Kur’an’dan uzaklaşıp, aklımızı bir takım cemaat veya örgütlere kiraya vermeseydik bu hallere hiç düşmezdik. Müslümanlar, Kur’an’dan çözüm üretmek, uzun vadeli stratejiler belirlemek, sağduyulu hareket edip sağlıklı durum değerlendirmeleri yapmaktan aciz durumdalar.
Bir problemle karşılaştıklarında Müslümanların üretebildikleri çözümler şunlardan ibaret; vur, kır, parçala, slogan at, protesto et.
Bugün kendisine İslam toplumu denen bir bölgeyi karıştırmanız için oraya yüklü miktarda silah sevk etmeniz yeterli, onlar bir şekilde birbirlerini öldürürler. Bu silahlar bize nereden geldi, silahla durum daha mı iyi olur yoksa daha mı kötü olur gibi soruları sormaz Müslümanlar nasılsa.
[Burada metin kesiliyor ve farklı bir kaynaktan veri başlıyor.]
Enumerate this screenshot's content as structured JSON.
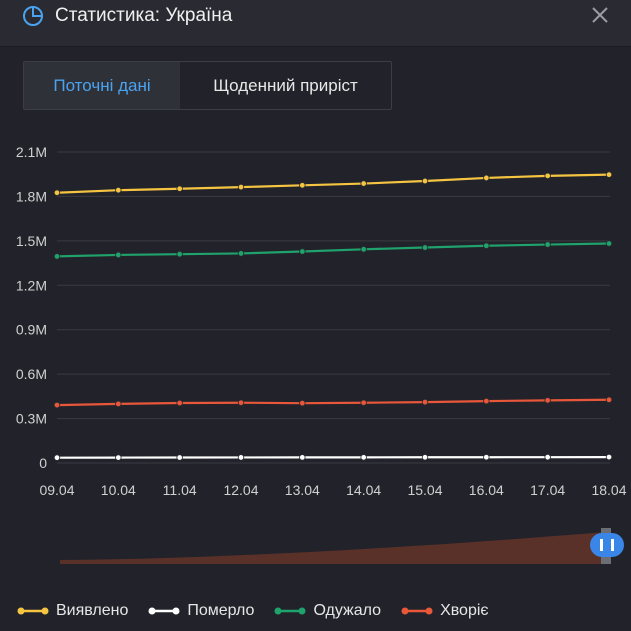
{
  "header": {
    "title": "Статистика: Україна",
    "icon": "pie-chart-icon",
    "close_icon": "close-icon"
  },
  "tabs": [
    {
      "label": "Поточні дані",
      "active": true
    },
    {
      "label": "Щоденний приріст",
      "active": false
    }
  ],
  "colors": {
    "detected": "#f5c542",
    "deceased": "#ffffff",
    "recovered": "#1fa26c",
    "sick": "#e8573a",
    "grid": "#3a3b42",
    "axis_text": "#d0d0d0",
    "accent": "#4aa3f0"
  },
  "chart_data": {
    "type": "line",
    "x": [
      "09.04",
      "10.04",
      "11.04",
      "12.04",
      "13.04",
      "14.04",
      "15.04",
      "16.04",
      "17.04",
      "18.04"
    ],
    "yticks": [
      0,
      300000,
      600000,
      900000,
      1200000,
      1500000,
      1800000,
      2100000
    ],
    "ytick_labels": [
      "0",
      "0.3M",
      "0.6M",
      "0.9M",
      "1.2M",
      "1.5M",
      "1.8M",
      "2.1M"
    ],
    "ylim": [
      0,
      2100000
    ],
    "grid": true,
    "legend_position": "bottom-left",
    "series": [
      {
        "name": "Виявлено",
        "key": "detected",
        "values": [
          1825000,
          1842000,
          1852000,
          1863000,
          1875000,
          1887000,
          1904000,
          1925000,
          1939000,
          1947000
        ]
      },
      {
        "name": "Померло",
        "key": "deceased",
        "values": [
          36000,
          36500,
          37000,
          37400,
          37800,
          38200,
          38600,
          39000,
          39400,
          39800
        ]
      },
      {
        "name": "Одужало",
        "key": "recovered",
        "values": [
          1395000,
          1405000,
          1410000,
          1415000,
          1428000,
          1443000,
          1455000,
          1467000,
          1475000,
          1482000
        ]
      },
      {
        "name": "Хворіє",
        "key": "sick",
        "values": [
          391000,
          399000,
          405000,
          407000,
          404000,
          407000,
          411000,
          418000,
          423000,
          427000
        ]
      }
    ],
    "overview": {
      "description_values": "range slider showing full period with window at the end",
      "handle_icon": "pause-handle-icon"
    }
  }
}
İsrail’e yönelik Müslümanların genel olarak “kendi ayağına sıkma” stratejisi dışında akıllıca bir hamlede bulunduğunu görmedim. Örneğin, 2003 yılının başlarında Yusuf el-Kardavi, Filistin sınırları içerisinde intihar saldırılarının caiz olduğunu açıkladı. İsrail’in tam da istediği şey buydu aslında. Böylece İsrail Müslümanlara hayatı Cehennem etme politikaları için meşru bir zemin kazandı.
Duvarlar örüldü, tehlikeli olduğu düşünülen bölgeler boşaltıldı, hatta yolda gördükleri her hangi bir Müslüman’ı, canlı bomba olma tehlikesi bahanesiyle, öldürebilir hale geldiler. Bu büyük avantajları onların eline kim verdi? “Kendi ayağına sıkma” derken demek istediğim bu.
Yıllarca bazı marka ürünleri boykot etmeyi bu millete İsrail’le mücadele diye yutturdular. Amaç insanları psikolojik açıdan rahatlatmak İsrail’le mücadele ediyormuş gibi hissettirmekti. (O meşhur boykot ürünleri tabloları içerisinde herhangi bir banka logosu gören oldu mu?)
Diğer yandan Türkiye’de faizli kredi borcu oranları kat kat arttı, son 20 yılda Türkiye’de bankalardan alınan faizli kredi miktarlarını şöyle bir karşılaştırın. İsrail’i boykot adına 3-5 TL’lik ürünleri sofralarına koymayan adamlar, 50.000-100.000 TL faiz ödediler bankalara. Bu faiz gelirleri nereye aktı? Siyonist birkaç tane ailenin cebine.
Hem Kur’an, hem akıldan uzaklaştığımız için bu hallere düştük derken ne demek istediğim anlaşılıyordur sanırım.
Bugün maaşının yarısını bankaya faiz olarak ödemek zorunda olan Müslüman kalabalıklar kalkmışlar meydanlarda protesto gösterileri yapıyorlar. Sen, ev-araba sahibi olacağım diye, maaşının bir bölümünü her ay İsrail’e havale ediyorsun zaten, neyin protestosu bu?
Kitapsız, hikmetsiz, akılsız bu İslam toplumunun şu anki durumda her hangi bir parlak geleceği olduğunu görmüyorum. “Allahu ekber, Allah bizimle” falan diye sloganlar atıyorlar ama halimizi düzeltmedikçe Allah bize asla ve asla yardım falan etmez.
Yahudiler de tarih boyunca “biz ne kadar günaha gömülsek de Allah bize nasılsa yardım eder” diye düşündükleri için bellerini hiç doğrultamadılar. Aynı zehirli zihniyet bugün Müslümanlar arasında yayılmış durumda. Allah’ın kanunu ise çok net:
“Bu bir kuraldır: Bir topluluk kendini değiştirmedikçe, Allah ona verdiği nimeti değiştirmez; Allah, dinler ve bilir.” (Enfal 8/53).